Ulbra promete qualidade
O diretor dos cursos de Medicina da Rede Ulbra de Educação, Marcelo Guerra, disse estar tranquilo, por entender que a mantenedora que entrou com a ação judicial que permitiu a abertura das vagas – a Associação Educacional Luterana do Brasil (Aelbra) – tomou todos os cuidados e não deixou “furo jurídicos” no processo.
"Eu até me propus a ir ao Cremers, ao Simers conversar. Compreendo as reivindicações e sei que essas entidades têm um papel muito sério, e cabe a nós responder às dúvidas. Vamos mostrar na prática o valor desse curso, que é baseado na qualidade", defende o diretor.
Apesar de a taxa de médicos no RS ser três vezes maior do que a mínima recomendada pela OMS, Guerra ressalta que existe um déficit operacional no setor, com recorrentes relatos de fila de espera para operações e consultas. O médico também assegura que a formação terá a estrutura necessária para que o curso tenha qualidade.
"Já estamos em negociações avançadas com muitos hospitais, que têm interesse em fechar conosco. Também há várias demandas de municípios. Os alunos levam de dois a três anos para começar a ter aulas no hospital, então temos tempo para fazer essas definições", garante o diretor.

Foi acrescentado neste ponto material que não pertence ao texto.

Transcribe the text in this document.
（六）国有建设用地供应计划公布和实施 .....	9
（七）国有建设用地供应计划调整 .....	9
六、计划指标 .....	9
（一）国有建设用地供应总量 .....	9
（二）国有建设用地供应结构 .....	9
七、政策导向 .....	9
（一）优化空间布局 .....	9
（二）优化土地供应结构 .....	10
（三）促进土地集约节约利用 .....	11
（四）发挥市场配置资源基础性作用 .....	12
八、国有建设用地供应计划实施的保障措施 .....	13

O advogado Felipe Merino, presidente da Associação de Ex-empregados Credores da Universidade, que acompanha a recuperação judicial da Ulbra e acessou a ação, considera equivocada a ação que será movida pelas entidades. No entendimento dele, os órgãos representativos não fazem parte do processo atual e não seria possível ingressar com uma nova ação, uma vez que a decisão de um juiz não pode se sobrepor à de outro. Merino também questiona os interesses das entidades.
"Um conselho profissional, que fez um juramento para proteger a população, querer evitar a criação de vagas de Medicina, sendo que faltam médicos, especialmente no Interior? Para mim, isso é reserva de mercado", opina o advogado.
Em abril deste ano, acabou uma moratória imposta em 2018 que deveria ter congelado a abertura de novos cursos de Medicina no país. Na prática, porém, mais de seis mil novas vagas foram abertas durante o período por meio de ações judiciais, segundo o Conselho Federal de Medicina.